Once the plug-in has a reference to the event codec (or codecs) it will use, whenever an external message is received it should be passed on by calling the sendTransportEvent method on the codec plug-in (from the EventDecoder interface):
/**
* Called by the event transport to decode a downstream event using a Java
* Codec, which will then send it on to the Semantic Mapper.
*
* It is assumed that the encoder and transport share the same definition
* of the content of the event, so that the transport can effectively
* interpret the event.
*
* @param event An object representing the event to be decoded, in a format
* shared by the decoder and transport.
* @param timestamps A TimestampSet representing the timestamps attached to
* the event.
*
* @throws CodecException Thrown by the decoder if the event provided
* has an invalid format.
* @throws SemanticMapperException Thrown if an error occurred during
* processing of the message by the Semantic Mapper.
*/
public void sendTransportEvent(Object event,
      TimestampSet timestamps)
    throws CodecException, SemanticMapperException;
For example, part of the event processing code for a transport plug-in might be:
MyCustomMessageType message = myCustomMessageSource.getNextMessage();
currentDecoder.sendTransportEvent(message, timestamps);
If an error occurs in the codec or Semantic Mapper layers preventing the message from being converted into an Apama event, a CodecException or SemanticMapperException is thrown. Like all per-message errors, these should be logged at Warning level, preferably with a full stack trace logged at Debug level too. If necessary, transports may also send messages downstream to the correlator to inform running monitors about the error.

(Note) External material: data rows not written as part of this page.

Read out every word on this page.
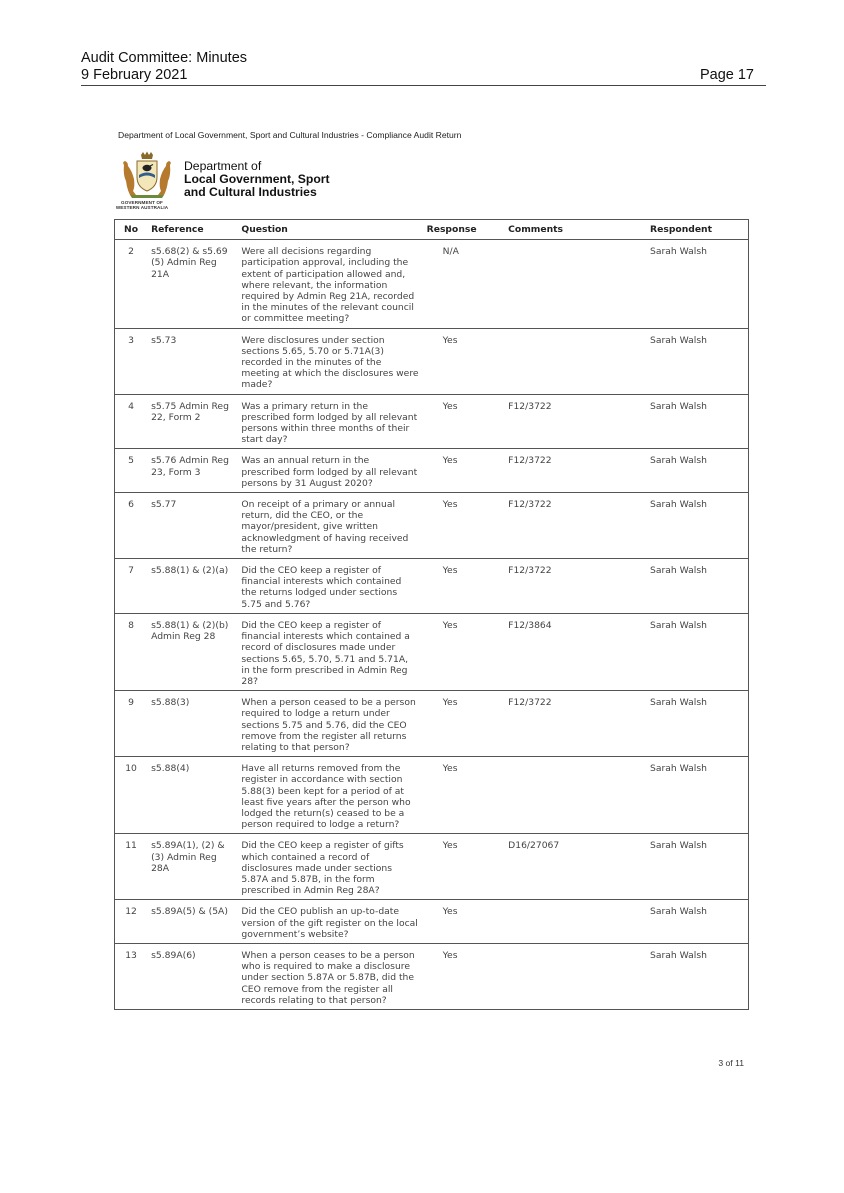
Audit Committee: Minutes
9 February 2021	Page 17
Department of Local Government, Sport and Cultural Industries - Compliance Audit Return
GOVERNMENT OF
WESTERN AUSTRALIA
Department of
Local Government, Sport
and Cultural Industries
No	Reference	Question	Response	Comments	Respondent
2	s5.68(2) & s5.69 (5) Admin Reg 21A	Were all decisions regarding participation approval, including the extent of participation allowed and, where relevant, the information required by Admin Reg 21A, recorded in the minutes of the relevant council or committee meeting?	N/A		Sarah Walsh
3	s5.73	Were disclosures under section sections 5.65, 5.70 or 5.71A(3) recorded in the minutes of the meeting at which the disclosures were made?	Yes		Sarah Walsh
4	s5.75 Admin Reg 22, Form 2	Was a primary return in the prescribed form lodged by all relevant persons within three months of their start day?	Yes	F12/3722	Sarah Walsh
5	s5.76 Admin Reg 23, Form 3	Was an annual return in the prescribed form lodged by all relevant persons by 31 August 2020?	Yes	F12/3722	Sarah Walsh
6	s5.77	On receipt of a primary or annual return, did the CEO, or the mayor/president, give written acknowledgment of having received the return?	Yes	F12/3722	Sarah Walsh
7	s5.88(1) & (2)(a)	Did the CEO keep a register of financial interests which contained the returns lodged under sections 5.75 and 5.76?	Yes	F12/3722	Sarah Walsh
8	s5.88(1) & (2)(b) Admin Reg 28	Did the CEO keep a register of financial interests which contained a record of disclosures made under sections 5.65, 5.70, 5.71 and 5.71A, in the form prescribed in Admin Reg 28?	Yes	F12/3864	Sarah Walsh
9	s5.88(3)	When a person ceased to be a person required to lodge a return under sections 5.75 and 5.76, did the CEO remove from the register all returns relating to that person?	Yes	F12/3722	Sarah Walsh
10	s5.88(4)	Have all returns removed from the register in accordance with section 5.88(3) been kept for a period of at least five years after the person who lodged the return(s) ceased to be a person required to lodge a return?	Yes		Sarah Walsh
11	s5.89A(1), (2) & (3) Admin Reg 28A	Did the CEO keep a register of gifts which contained a record of disclosures made under sections 5.87A and 5.87B, in the form prescribed in Admin Reg 28A?	Yes	D16/27067	Sarah Walsh
12	s5.89A(5) & (5A)	Did the CEO publish an up-to-date version of the gift register on the local government’s website?	Yes		Sarah Walsh
13	s5.89A(6)	When a person ceases to be a person who is required to make a disclosure under section 5.87A or 5.87B, did the CEO remove from the register all records relating to that person?	Yes		Sarah Walsh
3 of 11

When a transport sends a message to the codec via the sendTransportEvent method, it passes an Object reference and this allows custom types to be passed between the two plug-ins. However, any custom types should be loaded via the main (parent) classloader, as each plug-in specified in the IAF configuration file is loaded with its own classloader. Consider, for example, the following three classes all loaded into a single jar file, MyAdapter.jar, which is used in the IAF configuration file in the jarName attribute of the <transport> element.:
*MyTransport.class
*MyCodec.class
*MyContainer.class (the container class used in the call to sendTransportEvent)
When you load the transport and codec, a new classloader is used for each. This means both have their own copy of the MyContainer class. When the transport creates an instance of MyContainer and then passes it into the codec, the codec will recognize that the Object getClass().getName() is MyContainer, but will not be able to cast it to this type as its MyContainer class is from a different classloader.
To prevent this from happening, make sure that all shared classes are in a separate jar that is specified by a <classpath> element. The shared classes are then loaded by the parent classloader. This ensures that when a codec or transport references a shared class, they will both agree it is the same class.
Note that any codec plug-in called by a Java transport plug-in must also be written in Java.